Capacity building of the Waiãpi for the management of the profits brought by the secondary production of alluvial gold and its commercialization shall be made through investments capable of responding to collective demands, under Apina's supervision. The simultaneous diversification of the extractive and agro-forestal activities should be capable of responding, in the long run, to the specific demands of the villages, both in terms of self-subsistence and in production for commercialization.

Regarding the environmental question, the project aims at working in a deteriorated area using mining techniques adequate for the development of a methodology and of training, while simultaneously working on the recovery of the area.

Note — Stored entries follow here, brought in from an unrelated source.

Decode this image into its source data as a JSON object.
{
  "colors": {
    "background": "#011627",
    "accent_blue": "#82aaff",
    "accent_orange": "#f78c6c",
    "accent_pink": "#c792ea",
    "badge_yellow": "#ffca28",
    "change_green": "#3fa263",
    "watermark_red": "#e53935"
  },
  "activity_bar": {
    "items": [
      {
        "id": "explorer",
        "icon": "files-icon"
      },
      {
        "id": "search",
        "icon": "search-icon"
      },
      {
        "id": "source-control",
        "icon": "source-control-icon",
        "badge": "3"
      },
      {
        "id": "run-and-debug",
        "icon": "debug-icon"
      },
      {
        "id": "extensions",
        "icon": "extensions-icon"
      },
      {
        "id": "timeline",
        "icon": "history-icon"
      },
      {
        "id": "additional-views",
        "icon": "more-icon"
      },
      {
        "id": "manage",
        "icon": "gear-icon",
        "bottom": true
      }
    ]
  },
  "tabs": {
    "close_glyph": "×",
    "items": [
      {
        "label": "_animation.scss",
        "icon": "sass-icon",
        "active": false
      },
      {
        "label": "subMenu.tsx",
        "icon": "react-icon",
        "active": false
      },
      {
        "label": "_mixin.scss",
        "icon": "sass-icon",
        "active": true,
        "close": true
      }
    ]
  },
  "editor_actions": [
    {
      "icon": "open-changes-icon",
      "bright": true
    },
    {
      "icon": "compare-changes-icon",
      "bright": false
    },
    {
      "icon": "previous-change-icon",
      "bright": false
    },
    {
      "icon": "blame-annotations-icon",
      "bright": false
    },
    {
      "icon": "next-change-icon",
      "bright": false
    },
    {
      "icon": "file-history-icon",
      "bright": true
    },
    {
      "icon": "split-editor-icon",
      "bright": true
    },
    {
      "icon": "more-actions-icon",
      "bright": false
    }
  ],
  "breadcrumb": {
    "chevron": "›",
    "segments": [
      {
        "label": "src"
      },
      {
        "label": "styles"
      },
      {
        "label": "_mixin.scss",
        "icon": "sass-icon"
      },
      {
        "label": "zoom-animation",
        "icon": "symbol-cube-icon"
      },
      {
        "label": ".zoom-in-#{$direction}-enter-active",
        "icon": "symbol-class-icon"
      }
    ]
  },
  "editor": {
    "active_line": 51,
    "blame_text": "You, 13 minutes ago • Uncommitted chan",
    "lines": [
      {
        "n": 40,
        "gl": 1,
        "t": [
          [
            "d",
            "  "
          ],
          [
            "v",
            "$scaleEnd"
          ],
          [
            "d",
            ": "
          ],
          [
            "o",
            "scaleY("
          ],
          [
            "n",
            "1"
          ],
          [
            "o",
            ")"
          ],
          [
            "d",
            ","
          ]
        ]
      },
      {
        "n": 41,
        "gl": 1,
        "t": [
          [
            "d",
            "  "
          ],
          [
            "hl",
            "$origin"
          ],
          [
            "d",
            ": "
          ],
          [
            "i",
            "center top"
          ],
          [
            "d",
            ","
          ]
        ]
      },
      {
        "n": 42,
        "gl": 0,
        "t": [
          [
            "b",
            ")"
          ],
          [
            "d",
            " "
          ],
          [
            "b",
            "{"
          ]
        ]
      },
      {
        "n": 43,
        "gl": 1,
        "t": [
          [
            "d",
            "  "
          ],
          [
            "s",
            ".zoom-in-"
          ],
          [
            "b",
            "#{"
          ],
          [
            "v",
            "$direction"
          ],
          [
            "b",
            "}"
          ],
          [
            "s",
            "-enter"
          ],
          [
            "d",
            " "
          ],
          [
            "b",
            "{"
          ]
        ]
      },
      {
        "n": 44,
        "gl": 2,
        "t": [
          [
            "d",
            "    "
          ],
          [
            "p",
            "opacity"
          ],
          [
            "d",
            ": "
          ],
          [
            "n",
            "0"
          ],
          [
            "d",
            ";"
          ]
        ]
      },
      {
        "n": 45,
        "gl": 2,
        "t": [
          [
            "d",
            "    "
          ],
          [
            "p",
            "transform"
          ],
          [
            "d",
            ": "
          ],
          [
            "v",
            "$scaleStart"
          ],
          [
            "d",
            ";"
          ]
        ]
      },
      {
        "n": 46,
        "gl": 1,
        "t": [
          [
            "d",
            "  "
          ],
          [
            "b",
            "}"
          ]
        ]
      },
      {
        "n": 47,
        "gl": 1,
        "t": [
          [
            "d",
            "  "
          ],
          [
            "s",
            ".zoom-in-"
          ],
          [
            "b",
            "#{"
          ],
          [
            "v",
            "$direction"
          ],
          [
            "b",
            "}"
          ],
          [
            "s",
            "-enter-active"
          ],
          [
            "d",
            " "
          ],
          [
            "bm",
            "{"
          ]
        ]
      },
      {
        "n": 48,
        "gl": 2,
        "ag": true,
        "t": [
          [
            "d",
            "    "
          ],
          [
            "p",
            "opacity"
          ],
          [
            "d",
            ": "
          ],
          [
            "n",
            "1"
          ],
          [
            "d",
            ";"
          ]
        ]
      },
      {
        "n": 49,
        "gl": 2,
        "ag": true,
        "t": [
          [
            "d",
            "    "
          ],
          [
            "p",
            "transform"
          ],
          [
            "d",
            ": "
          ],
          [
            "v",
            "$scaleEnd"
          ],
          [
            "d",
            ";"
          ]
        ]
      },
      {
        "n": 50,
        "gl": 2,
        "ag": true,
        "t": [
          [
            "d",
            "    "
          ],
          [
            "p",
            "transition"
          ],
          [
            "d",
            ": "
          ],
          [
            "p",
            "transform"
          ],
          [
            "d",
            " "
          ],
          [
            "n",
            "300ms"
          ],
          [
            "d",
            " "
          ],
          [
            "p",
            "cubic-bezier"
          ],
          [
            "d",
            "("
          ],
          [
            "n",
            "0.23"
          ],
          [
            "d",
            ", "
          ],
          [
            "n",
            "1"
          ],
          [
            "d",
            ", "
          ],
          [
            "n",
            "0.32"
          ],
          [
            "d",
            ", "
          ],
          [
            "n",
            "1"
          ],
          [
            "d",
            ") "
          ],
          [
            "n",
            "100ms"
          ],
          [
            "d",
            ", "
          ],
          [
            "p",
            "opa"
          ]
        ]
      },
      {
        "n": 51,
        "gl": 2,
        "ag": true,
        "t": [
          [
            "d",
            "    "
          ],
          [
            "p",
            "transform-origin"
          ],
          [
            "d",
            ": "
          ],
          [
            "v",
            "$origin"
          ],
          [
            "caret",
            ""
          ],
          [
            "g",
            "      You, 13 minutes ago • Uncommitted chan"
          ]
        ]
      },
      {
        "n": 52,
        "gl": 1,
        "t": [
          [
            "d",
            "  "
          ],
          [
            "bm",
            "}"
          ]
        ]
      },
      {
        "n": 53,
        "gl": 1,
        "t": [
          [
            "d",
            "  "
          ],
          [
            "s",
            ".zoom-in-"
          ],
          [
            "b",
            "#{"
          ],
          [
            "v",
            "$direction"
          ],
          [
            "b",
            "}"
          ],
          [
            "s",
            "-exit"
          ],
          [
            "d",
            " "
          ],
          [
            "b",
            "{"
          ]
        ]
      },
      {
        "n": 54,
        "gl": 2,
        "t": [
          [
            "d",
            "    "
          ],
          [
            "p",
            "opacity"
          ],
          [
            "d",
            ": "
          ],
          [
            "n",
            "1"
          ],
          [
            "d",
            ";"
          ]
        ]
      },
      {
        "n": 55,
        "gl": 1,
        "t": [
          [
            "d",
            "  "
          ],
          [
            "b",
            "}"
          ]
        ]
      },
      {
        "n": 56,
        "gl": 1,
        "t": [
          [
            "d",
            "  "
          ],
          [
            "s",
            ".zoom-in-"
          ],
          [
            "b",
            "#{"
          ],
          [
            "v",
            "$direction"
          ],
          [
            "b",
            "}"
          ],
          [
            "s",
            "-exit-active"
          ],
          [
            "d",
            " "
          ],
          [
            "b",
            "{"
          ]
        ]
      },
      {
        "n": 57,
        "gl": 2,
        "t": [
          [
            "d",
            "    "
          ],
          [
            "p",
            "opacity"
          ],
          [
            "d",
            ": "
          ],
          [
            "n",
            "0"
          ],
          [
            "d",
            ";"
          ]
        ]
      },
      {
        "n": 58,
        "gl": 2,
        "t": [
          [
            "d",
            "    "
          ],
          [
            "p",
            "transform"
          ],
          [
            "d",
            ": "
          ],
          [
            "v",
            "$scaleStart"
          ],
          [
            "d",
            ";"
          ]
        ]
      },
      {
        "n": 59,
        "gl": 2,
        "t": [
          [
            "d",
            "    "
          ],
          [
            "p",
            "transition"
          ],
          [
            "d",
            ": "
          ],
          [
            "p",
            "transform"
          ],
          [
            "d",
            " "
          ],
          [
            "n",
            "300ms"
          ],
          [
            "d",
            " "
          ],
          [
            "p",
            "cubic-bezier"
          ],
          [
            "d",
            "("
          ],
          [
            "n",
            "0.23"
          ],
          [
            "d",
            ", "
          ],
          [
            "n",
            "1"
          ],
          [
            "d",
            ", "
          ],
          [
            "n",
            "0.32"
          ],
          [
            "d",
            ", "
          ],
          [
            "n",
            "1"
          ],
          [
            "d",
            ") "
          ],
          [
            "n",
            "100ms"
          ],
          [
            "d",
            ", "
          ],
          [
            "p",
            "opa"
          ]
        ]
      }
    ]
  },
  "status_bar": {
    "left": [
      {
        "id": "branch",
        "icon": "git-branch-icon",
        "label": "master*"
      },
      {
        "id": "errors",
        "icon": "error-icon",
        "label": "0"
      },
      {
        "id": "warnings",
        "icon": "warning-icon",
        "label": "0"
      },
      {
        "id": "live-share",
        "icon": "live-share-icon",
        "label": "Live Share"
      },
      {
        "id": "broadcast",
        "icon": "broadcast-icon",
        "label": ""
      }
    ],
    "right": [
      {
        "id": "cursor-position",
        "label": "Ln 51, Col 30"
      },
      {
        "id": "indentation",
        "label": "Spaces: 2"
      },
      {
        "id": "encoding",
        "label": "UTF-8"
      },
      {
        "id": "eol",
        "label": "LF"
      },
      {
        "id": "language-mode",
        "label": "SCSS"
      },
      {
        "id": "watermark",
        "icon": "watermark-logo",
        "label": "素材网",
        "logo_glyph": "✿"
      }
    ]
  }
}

Thus the intention is to consolidate a new orientation in the mining activities these Indians have been involved with for a long time, preventing the multiplication of small 'garimpos' (mining areas) explored by family groups. These families will be redirected towards a large scale, collective work of recovery of deteriorated areas, which nevertheless will have a secondary gold production. These activities will be associated to the implementation of agro-forestal products along demarcation paths (with native plants such as cupuaçú and pupunha, which will be grown in family greenhouses as well as in a central one). Because of its non-familial scale, these productive activities may be capable of strengthening the experience of autonomous management, which is the Waiãpi's main expectation.

"The white man only talks of 'garimpo', 'garimpo', 'garimpo'! That's not how it is! The white man says that the Indian will become 'garimpeiro'. The Indian will not become a 'garimpeiro'. It is the 'garimpeiro' who destroys the land. Will the white man take care of the Indian's land? No! (...) That's why the Indian must learn how to work for himself. So he can take care of himself without having to ask the white man for money. That's what we want (...)." (Kasiripinã, Apina's president in 1998)

(The content of this page was taken from the article "CTI e Waiãpi: uma parceria ameaçada" - CTI and the Waiãpi: a threatened partnership) -, by Angela Maria Schwengber, August/ 2000).